Creating a shared product vision

It might be stating the obvious, but creating a great product starts with a clear vision. Often this is something strategists and designers define. By involving developers in this process, we can create a shared vision that helps us understand each other and collaborate better.

Where are we going?

Creating a roadmap at the start of a project adds to the shared product vision. By creating the roadmap with designers and developers, it is easier to weigh different features, and see their impact on different stages of the product development.

Focus on the end-user

Collaboration is about understanding each other. Designers seeing where developers come from, and visa versa. But what if you have different opinions and just don’t agree?

Guess what; your opinion doesn’t matter! Ultimately it comes down to the end user of the product you’re creating. By involving the end user in the creation process, for example through interviews or user testing (I really like the ideas about this in Continuous Discovery Habits), you can look beyond opinions and create a product that your end-user wants to use.

Product teams

Agencies still tend to think in design teams and development teams. This promotes a siloed working approach. From a collaboration point of view it would be better to have product teams instead. But in agency life this can be challenging. Since agencies are selling hours, it is tempting to push people around a lot between different projects to create the optimal planning. The optimal planning for writing hours on clients that is. Collaboration might get lost in that process.

A non linear process

Instead of creating a design first, and then tossing it to development and going on your merry design-way, why not design and develop at the same time? This would mean really working together, and being able to incorporate each other’s insights on the fly.

Developers happen to already use such a non-linear process; Scrum. What if we could integrate design into that process? As you probably know, in Scrum you divide a project into small pieces, called user stories. A user story is a part of the project that a member of the project team can complete on her own. Together, the team determines in which order the user stories will be worked on. Of course, they also use the insights they have gained from the user stories they have worked on before.

Designers could first create the design for a user story. When the design is ready, developers can pick up this user story and integrate it into the product. Meanwhile, designers are working on the next story. This way, designers do not work out (too) far ahead of development, but both processes remain close to each other. This makes it easier and more natural to give and process feedback on each other’s work.

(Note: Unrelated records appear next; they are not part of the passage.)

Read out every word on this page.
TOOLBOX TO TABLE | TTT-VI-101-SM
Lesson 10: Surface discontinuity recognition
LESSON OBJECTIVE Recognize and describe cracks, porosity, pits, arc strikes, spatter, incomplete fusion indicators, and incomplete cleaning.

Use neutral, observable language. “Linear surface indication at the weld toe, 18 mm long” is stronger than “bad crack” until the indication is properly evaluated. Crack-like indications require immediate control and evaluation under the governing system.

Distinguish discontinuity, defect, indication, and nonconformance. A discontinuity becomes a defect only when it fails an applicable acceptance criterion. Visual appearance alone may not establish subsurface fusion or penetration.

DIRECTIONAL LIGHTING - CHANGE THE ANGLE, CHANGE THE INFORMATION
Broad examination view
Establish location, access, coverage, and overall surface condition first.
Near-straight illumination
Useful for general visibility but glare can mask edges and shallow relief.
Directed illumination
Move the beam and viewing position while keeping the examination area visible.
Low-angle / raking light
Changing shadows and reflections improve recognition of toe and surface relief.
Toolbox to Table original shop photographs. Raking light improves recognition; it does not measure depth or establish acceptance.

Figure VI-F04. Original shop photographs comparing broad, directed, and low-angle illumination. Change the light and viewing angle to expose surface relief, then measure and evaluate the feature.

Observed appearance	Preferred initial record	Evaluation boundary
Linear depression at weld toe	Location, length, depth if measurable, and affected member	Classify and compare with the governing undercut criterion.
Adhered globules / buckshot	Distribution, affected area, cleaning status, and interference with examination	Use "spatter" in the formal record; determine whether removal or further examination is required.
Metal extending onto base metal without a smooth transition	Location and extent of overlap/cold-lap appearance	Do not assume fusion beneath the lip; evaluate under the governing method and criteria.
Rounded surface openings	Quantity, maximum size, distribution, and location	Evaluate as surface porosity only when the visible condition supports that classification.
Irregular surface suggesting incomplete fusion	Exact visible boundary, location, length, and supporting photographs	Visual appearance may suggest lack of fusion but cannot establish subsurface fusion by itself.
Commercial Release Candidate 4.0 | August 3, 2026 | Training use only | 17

The challenge here is that designing is fundamentally different from development. When a development team starts developing, at least the contours of the product need to be clear. This makes it possible to split the project into the user stories needed for the Scrum process.

Design is about creating these contours. Researching the problem, coming up with a solution, testing this solution, improving it, until there is something defined enough for development to start building. Certainly the start of this process is very hard to split in the user stories needed for Scrum.

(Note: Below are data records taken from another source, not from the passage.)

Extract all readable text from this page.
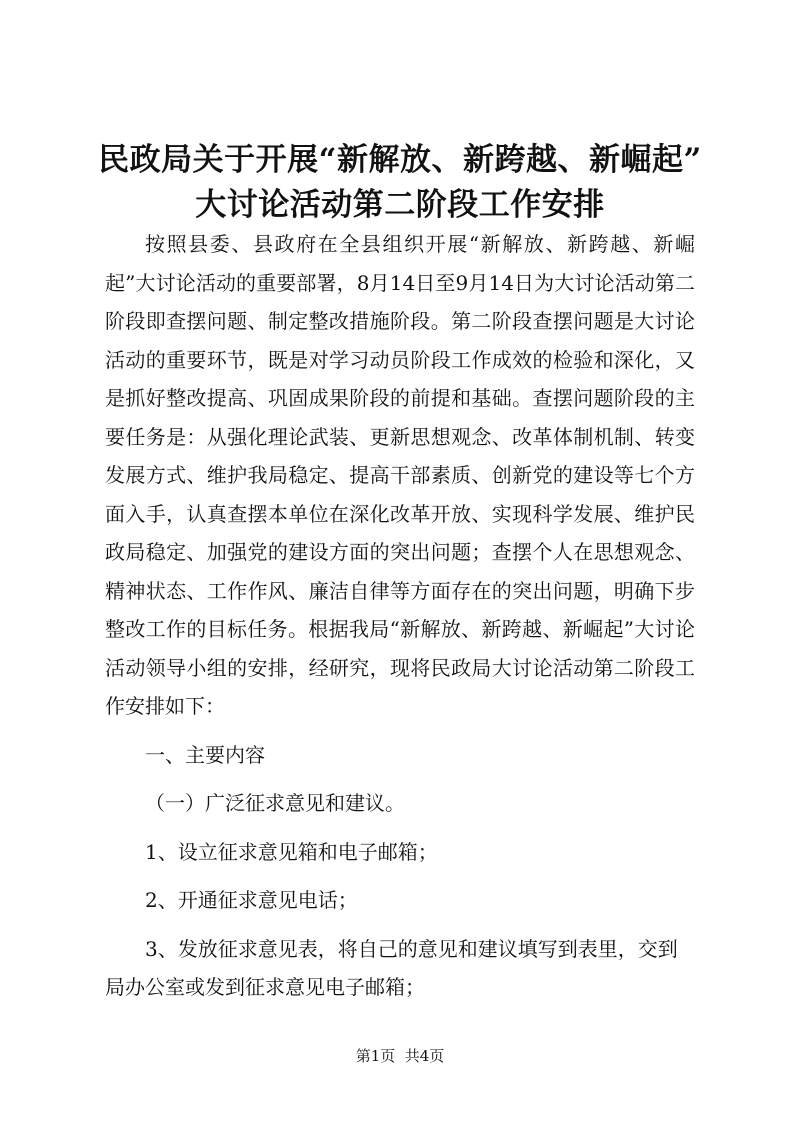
民政局关于开展“新解放、新跨越、新崛起”
大讨论活动第二阶段工作安排

按照县委、县政府在全县组织开展“新解放、新跨越、新崛起”大讨论活动的重要部署，8月14日至9月14日为大讨论活动第二阶段即查摆问题、制定整改措施阶段。第二阶段查摆问题是大讨论活动的重要环节，既是对学习动员阶段工作成效的检验和深化，又是抓好整改提高、巩固成果阶段的前提和基础。查摆问题阶段的主要任务是：从强化理论武装、更新思想观念、改革体制机制、转变发展方式、维护我局稳定、提高干部素质、创新党的建设等七个方面入手，认真查摆本单位在深化改革开放、实现科学发展、维护民政局稳定、加强党的建设方面的突出问题；查摆个人在思想观念、精神状态、工作作风、廉洁自律等方面存在的突出问题，明确下步整改工作的目标任务。根据我局“新解放、新跨越、新崛起”大讨论活动领导小组的安排，经研究，现将民政局大讨论活动第二阶段工作安排如下：

一、主要内容

（一）广泛征求意见和建议。

1、设立征求意见箱和电子邮箱；

2、开通征求意见电话；

3、发放征求意见表，将自己的意见和建议填写到表里，交到局办公室或发到征求意见电子邮箱；

第1页  共4页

A possible solution for this is introducing a sprint zero. In sprint zero the team does not work on user stories yet. Instead, the foundations for a product are created. For design this would mean creating the contours of the product as mentioned above. At the same time development is creating the technical contours of the product; things like choosing the right tech stack, setting up the development architecture and investigating possible integrations with existing client systems.

Conclusion

There are some practicalities that make collaboration between designers and developers difficult. But if we truly acknowledge the value of collaboration, these can be overcome. By creating and maintaining a shared project vision, and improving our processes.

Maybe designers are from Venus and developers are from Mars. But precisely because of their different points of view, I think collaboration between them can add a lot of value to digital product creation.